More pipelines are needed to deliver natural gas to power generators in Massachusetts if the state is to meet its energy requirements through 2030, according to a report conducted by Synapse Energy Economics.
An analysis of eight different scenarios indicated that through 2019 "electric generators have insufficient supply of natural gas, which results in spiking natural gas prices," according to the report, which was released Thursday by outgoing Gov. Deval Patrick (D).
"Scarcity-driven high natural gas prices will force economic curtailment of natural gas-fired generators in favor of oil-fired units. The combination of increased oil utilization for electricity generation together with the use of emergency measures such as demand response and the ISO-NE [Independent System Operator of New England] Winter Reliability program (through January 2018) will allow electric demand to be met. From 2020 to 2030, existing and planned capacity plus incremental pipeline capacity balances system requirements."
Known measures -- demand response or the addition of new natural gas pipelines -- would allow winter peak hour gas shortages to be met between 2020 and 2030, but there is a five-year gap in the short term that will be more problematic, according to the analysis.

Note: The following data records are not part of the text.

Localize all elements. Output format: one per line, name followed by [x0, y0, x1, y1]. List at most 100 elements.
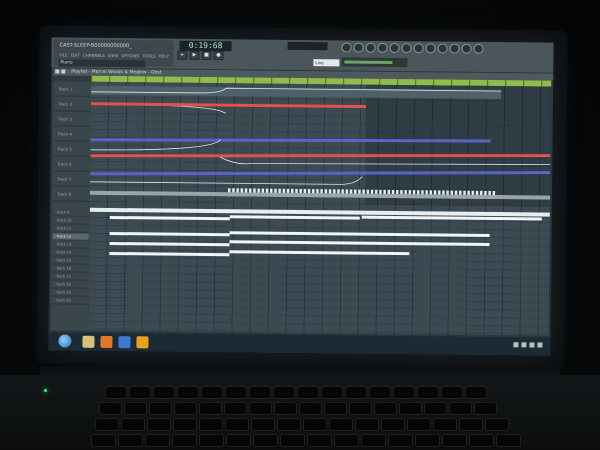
menu-item-channels[interactable]: CHANNELS	[83, 53, 105, 58]
blue-automation-lane[interactable]	[90, 137, 491, 144]
menu-item-edit[interactable]: EDIT	[71, 53, 80, 58]
clip-note-5[interactable]	[229, 231, 490, 237]
volume-automation[interactable]	[91, 87, 502, 96]
track-header[interactable]: Track 12	[52, 233, 89, 241]
firefox-icon[interactable]	[100, 335, 113, 349]
keyboard-key	[92, 435, 115, 446]
track-header[interactable]: Track 18	[52, 281, 89, 289]
reverb-automation[interactable]	[90, 174, 363, 185]
snap-icon[interactable]	[61, 69, 66, 74]
clip-note-9[interactable]	[229, 250, 410, 256]
explorer-icon[interactable]	[82, 335, 95, 348]
menu-icon[interactable]	[55, 69, 60, 74]
pan-automation[interactable]	[220, 156, 551, 167]
keyboard-key	[375, 403, 396, 414]
keyboard-key	[122, 419, 144, 430]
keyboard-key	[148, 419, 170, 430]
shortcut-button[interactable]	[377, 42, 388, 53]
menu-item-tools[interactable]: TOOLS	[142, 53, 156, 58]
track-header[interactable]: Track 6	[53, 156, 90, 172]
power-led-icon	[44, 389, 47, 392]
fl-toolbar: CAST-SLEEP-B00000000000_ FILE EDIT CHANNEL…	[51, 37, 554, 73]
track-header[interactable]: Track 5	[53, 141, 90, 157]
stop-button[interactable]: ■	[201, 50, 212, 61]
track-header[interactable]: Track 2	[53, 96, 91, 112]
keyboard-key	[470, 435, 493, 446]
track-header[interactable]: Track 16	[52, 265, 89, 273]
shortcut-button[interactable]	[449, 43, 460, 54]
track-header[interactable]: Track 3	[53, 111, 90, 127]
shortcut-button[interactable]	[425, 43, 436, 54]
red-automation-lane[interactable]	[90, 102, 366, 109]
track-header[interactable]: Track 20	[51, 297, 88, 305]
keyboard-key	[394, 387, 414, 398]
shortcut-button[interactable]	[389, 42, 400, 54]
menu-item-options[interactable]: OPTIONS	[121, 53, 139, 58]
clip-note-3[interactable]	[361, 215, 542, 221]
clock-icon[interactable]	[537, 342, 543, 348]
song-position-display[interactable]: 0:19:68	[179, 40, 232, 52]
volume-icon[interactable]	[521, 342, 527, 348]
track-header[interactable]: Track 7	[53, 171, 90, 187]
main-menu-panel: CAST-SLEEP-B00000000000_ FILE EDIT CHANNEL…	[53, 39, 174, 68]
battery-icon[interactable]	[529, 342, 535, 348]
track-header[interactable]: Track 13	[52, 241, 89, 249]
menu-item-view[interactable]: VIEW	[108, 53, 118, 58]
automation-curves	[90, 87, 551, 200]
track-header[interactable]: Track 17	[52, 273, 89, 281]
track-header[interactable]: Track 11	[52, 225, 89, 233]
clip-note-7[interactable]	[229, 240, 490, 246]
keyboard-key	[425, 403, 446, 414]
keyboard-key	[226, 387, 246, 398]
shortcut-buttons	[341, 42, 484, 54]
shortcut-button[interactable]	[365, 42, 376, 53]
shortcut-button[interactable]	[341, 42, 352, 53]
keyboard-key	[356, 419, 378, 430]
keyboard-key	[466, 387, 486, 398]
windows-start-icon[interactable]	[58, 334, 72, 348]
pattern-song-toggle[interactable]: ▸	[177, 50, 188, 60]
track-headers: Track 1 Track 2 Track 3 Track 4 Track 5 Track…	[50, 81, 92, 331]
record-button[interactable]: ●	[213, 51, 224, 61]
pattern-selector[interactable]	[341, 57, 408, 68]
arrangement-grid[interactable]	[88, 81, 552, 336]
clip-note-8[interactable]	[109, 251, 230, 257]
clip-note-2[interactable]	[229, 215, 360, 220]
keyboard-key	[125, 403, 146, 414]
track-header[interactable]: Track 10	[52, 217, 89, 225]
network-icon[interactable]	[513, 342, 519, 348]
clip-note-6[interactable]	[109, 241, 230, 247]
track-header[interactable]: Track 9	[52, 209, 89, 217]
track-header[interactable]: Track 1	[54, 81, 91, 97]
snap-selector[interactable]: Line	[313, 59, 340, 67]
blue-automation-lane-2[interactable]	[90, 168, 551, 179]
clip-note-1[interactable]	[109, 215, 230, 221]
track-header[interactable]: Track 19	[51, 289, 89, 297]
shortcut-button[interactable]	[401, 43, 412, 54]
keyboard-key	[434, 419, 456, 430]
menu-item-help[interactable]: HELP	[159, 54, 169, 59]
shortcut-button[interactable]	[461, 43, 472, 54]
play-button[interactable]: ▶	[189, 50, 200, 60]
keyboard-key	[335, 435, 358, 446]
red-automation-lane-2[interactable]	[90, 151, 551, 161]
shortcut-button[interactable]	[413, 43, 424, 54]
keyboard-key	[486, 419, 508, 430]
track-header[interactable]: Track 8	[52, 186, 90, 202]
track-header[interactable]: Track 14	[52, 249, 89, 257]
clip-note-4[interactable]	[109, 231, 230, 237]
keyboard-key	[350, 403, 371, 414]
menu-item-file[interactable]: FILE	[59, 52, 67, 57]
shortcut-button[interactable]	[353, 42, 364, 53]
tempo-display[interactable]	[287, 41, 328, 51]
keyboard-key	[278, 419, 300, 430]
shortcut-button[interactable]	[473, 43, 484, 54]
keyboard-key	[382, 419, 404, 430]
media-player-icon[interactable]	[118, 336, 131, 349]
laptop-screen: CAST-SLEEP-B00000000000_ FILE EDIT CHANNEL…	[48, 37, 554, 356]
keyboard-key	[346, 387, 366, 398]
fl-studio-icon[interactable]	[136, 336, 149, 349]
track-header[interactable]: Track 4	[53, 126, 90, 142]
shortcut-button[interactable]	[437, 43, 448, 54]
track-header[interactable]: Track 15	[52, 257, 89, 265]
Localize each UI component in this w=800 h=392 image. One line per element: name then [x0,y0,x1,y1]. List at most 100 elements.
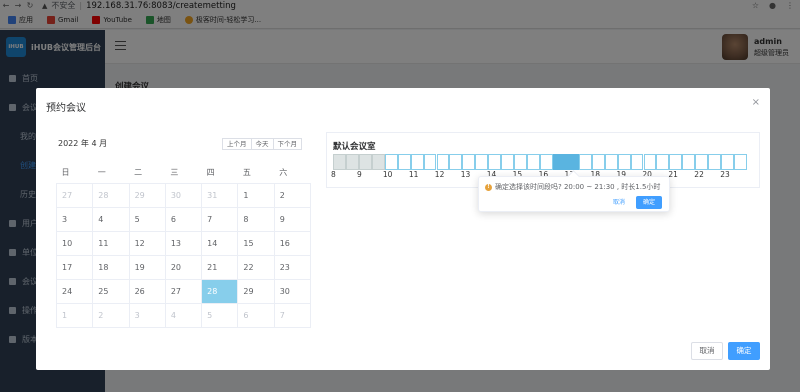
calendar-day[interactable]: 17 [55,254,94,280]
calendar-day[interactable]: 21 [201,254,239,280]
calendar-day[interactable]: 29 [237,278,275,304]
calendar-day[interactable]: 27 [55,182,94,208]
time-slot[interactable] [643,154,657,170]
time-slot[interactable] [514,154,528,170]
prev-month-button[interactable]: 上个月 [222,138,252,150]
calendar-day[interactable]: 12 [128,230,166,256]
time-slot[interactable] [617,154,631,170]
time-slot[interactable] [345,154,359,170]
calendar-day[interactable]: 16 [273,230,312,256]
time-slot[interactable] [682,154,696,170]
calendar-day[interactable]: 2 [92,302,130,328]
confirm-popover: ! 确定选择该时间段吗? 20:00 ~ 21:30 , 时长1.5小时 取消 … [478,176,670,212]
calendar-day[interactable]: 3 [128,302,166,328]
calendar-day[interactable]: 30 [164,182,203,208]
next-month-button[interactable]: 下个月 [273,138,302,150]
calendar-grid: 日一二三四五六 27 28 29 30 31 1 2 3 4 5 6 7 8 9 10 11 12 13 14 15 1… [55,163,312,328]
weekday-header: 二 [134,168,143,178]
calendar-nav: 上个月 今天 下个月 [222,138,302,150]
calendar-day[interactable]: 11 [92,230,130,256]
calendar-day[interactable]: 30 [273,278,312,304]
popover-cancel-button[interactable]: 取消 [613,197,625,206]
time-slot[interactable] [410,154,424,170]
time-slot[interactable] [475,154,489,170]
time-slot[interactable] [591,154,605,170]
time-slot[interactable] [488,154,502,170]
calendar-day[interactable]: 27 [164,278,203,304]
weekday-header: 五 [242,168,251,178]
time-slot[interactable] [449,154,463,170]
popover-message: ! 确定选择该时间段吗? 20:00 ~ 21:30 , 时长1.5小时 [485,182,660,192]
cancel-button[interactable]: 取消 [691,342,723,360]
calendar-day[interactable]: 24 [55,278,94,304]
calendar-day[interactable]: 1 [237,182,275,208]
time-slot[interactable] [527,154,540,170]
time-slot[interactable] [656,154,670,170]
time-slot[interactable] [397,154,411,170]
time-slot[interactable] [371,154,385,170]
time-slot[interactable] [708,154,722,170]
calendar-day[interactable]: 7 [273,302,312,328]
booking-dialog: 预约会议 × 2022 年 4 月 上个月 今天 下个月 日一二三四五六 27 2… [36,88,770,370]
time-slot[interactable] [565,154,579,170]
calendar-day[interactable]: 13 [164,230,203,256]
calendar-day[interactable]: 4 [164,302,203,328]
calendar-day[interactable]: 4 [92,206,130,232]
time-slot[interactable] [358,154,372,170]
close-icon[interactable]: × [752,97,760,108]
calendar-day[interactable]: 3 [55,206,94,232]
calendar-day[interactable]: 6 [237,302,275,328]
calendar-day[interactable]: 22 [237,254,275,280]
calendar-week: 27 28 29 30 31 1 2 [55,182,312,208]
time-slot[interactable] [734,154,747,170]
time-slot[interactable] [552,154,566,170]
calendar-day[interactable]: 1 [55,302,94,328]
calendar-week: 17 18 19 20 21 22 23 [55,254,312,280]
calendar-day[interactable]: 25 [92,278,130,304]
time-slot[interactable] [423,154,437,170]
time-slot[interactable] [384,154,398,170]
popover-text: 确定选择该时间段吗? 20:00 ~ 21:30 , 时长1.5小时 [495,183,661,191]
time-slot[interactable] [540,154,553,170]
calendar-day[interactable]: 18 [92,254,130,280]
calendar-day[interactable]: 29 [128,182,166,208]
calendar-day[interactable]: 15 [237,230,275,256]
time-slot[interactable] [604,154,618,170]
time-slot[interactable] [436,154,450,170]
calendar-week: 10 11 12 13 14 15 16 [55,230,312,256]
calendar-day[interactable]: 8 [237,206,275,232]
calendar-day[interactable]: 5 [128,206,166,232]
time-slot[interactable] [333,154,346,170]
time-slot[interactable] [501,154,515,170]
calendar-day[interactable]: 10 [55,230,94,256]
calendar-day[interactable]: 31 [201,182,239,208]
time-slot[interactable] [462,154,476,170]
calendar-day[interactable]: 9 [273,206,312,232]
time-slot[interactable] [695,154,709,170]
calendar-day[interactable]: 28 [92,182,130,208]
hour-label: 12 [434,170,445,179]
calendar-day-selected[interactable]: 28 [201,278,239,304]
calendar-day[interactable]: 19 [128,254,166,280]
time-slot[interactable] [721,154,735,170]
time-slot[interactable] [669,154,683,170]
hour-label: 8 [331,170,336,179]
today-button[interactable]: 今天 [251,138,274,150]
popover-confirm-button[interactable]: 确定 [636,196,662,209]
calendar-week: 3456789 [55,206,312,232]
time-slot[interactable] [578,154,592,170]
time-slot[interactable] [630,154,644,170]
calendar-day[interactable]: 2 [273,182,312,208]
calendar-day[interactable]: 23 [273,254,312,280]
time-slots [333,154,747,170]
confirm-button[interactable]: 确定 [728,342,760,360]
calendar-day[interactable]: 5 [201,302,239,328]
hour-label: 23 [720,170,730,179]
calendar-day[interactable]: 7 [201,206,239,232]
calendar-day[interactable]: 6 [164,206,203,232]
hour-label: 13 [460,170,471,179]
calendar-week: 24 25 26 27 28 29 30 [55,278,312,304]
calendar-day[interactable]: 26 [128,278,166,304]
calendar-day[interactable]: 14 [201,230,239,256]
calendar-day[interactable]: 20 [164,254,203,280]
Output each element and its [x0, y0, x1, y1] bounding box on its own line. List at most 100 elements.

"Critical to this result is the assumption that winter peak hour gas shortages cannot be addressed using known measures...in years 2015 through 2019 and, as a result, gas prices are expected to reflect an out-of-balance market in those years. The electric sector responds to these high prices by shifting dispatch from gas to oil generation in the peak hour, reducing reliance on natural gas."
The amount of pipeline additions required for the state to meet its looming energy requirements varied between scenarios, the analysts said, from lows of 600 MMcf/d in both 2020 and 2030, to highs of 800 MMcf/d in 2020 and 900 MMcf/d in 2030. The lower numbers were achieved in scenarios that included 2,400 MW of incremental Canadian transmission.
The scope of the study was restricted to expected Massachusetts natural gas demand and capacity only. "We did not examine gas constraints in the wider region, nor did we examine the effect of expected gas demand or capacity constraints outside of the Commonwealth," the analysts said.
"This report underscores the urgent need for more natural gas infrastructure capacity, not only in Massachusetts, but throughout New England," said Dena Wiggins, CEO of the Natural Gas Supply Association. "Massachusetts is to be commended for taking on this initiative to assess the need for infrastructure.
“Under the study's every scenario, even those based on a low demand for natural gas, the report revealed that more pipeline capacity is critically needed in order to supply the natural gas required to meet the state's peak winter demand for energy after 2020. In fact, the need for new capacity would have been even greater had the report looked at the requirements to serve the whole region."
The report, issued on Patrick's final day in office (Republican Charlie Baker was sworn in as the state's 72nd governor later the same day), came nearly a year after the governors of six New England states called on grid operator ISO-NE to provide technical support and assistance with necessary tariff filings for new electric and natural gas infrastructure in the region (see Daily GPI, Jan. 23, 2014). The governors have vowed cooperation to improve New England's energy infrastructure (see Daily GPI, Dec. 6, 2013).
But the states don't always see eye-to-eye on pipeline projects. In September, Massachusetts questioned the need for Tennessee Gas Pipeline LLC's offer of a 20-year capacity deal to Maine on its proposed Northeast Energy Direct expansion (see Daily GPI, Sept. 18, 2014).
Pipelines are being built to carry natural gas away from the Marcellus and Utica shale producing areas, but not enough of them are designed to serve New England, a growing concern for a region increasingly reliant on natural gas, according to ISO-NE (see Daily GPI, Sept. 9, 2014). The grid operator "has immediate and growing concerns about the availability and flexibility of generating resources -- particularly natural gas and oil-fired resources -- to reliably serve the daily, round-the-clock demands of electricity consumers in New England," according to a draft of the ISO's annual Regional System Plan.
New England turned to natural gas to fuel 42.8% of its capacity and 45.1% of its electric energy production in 2013, with oil (22.3% capacity, 0.9% electric energy), coal (7.2% capacity, 5.6% electric energy), nuclear (14.6% capacity, 33.2% electric energy) and a mix of hydro, pumped storage and renewable resources (13.1% capacity, 15.3% electric energy) all much smaller pieces of the fuel mix pie. Gas has risen to dominance in the region's power generation sector as a result of the addition of new, efficient gas-fired units over the past 13 years, the displacement of less efficient oil-and gas fired units, and the relatively low price of gas. And the use of natural gas is expected to grow, reaching about 48% of New England's system capacity mix as early as 2017, according to ISO-NE.
Forward markets at the Algonquin Citygates hub serving Boston seem to confirm the expectation that winter shortages will continue for a while. The markets currently expect prices to spike as high as $11.557 in January of 2016, and for the trend of high winter gas prices to continue at least five years out the curve."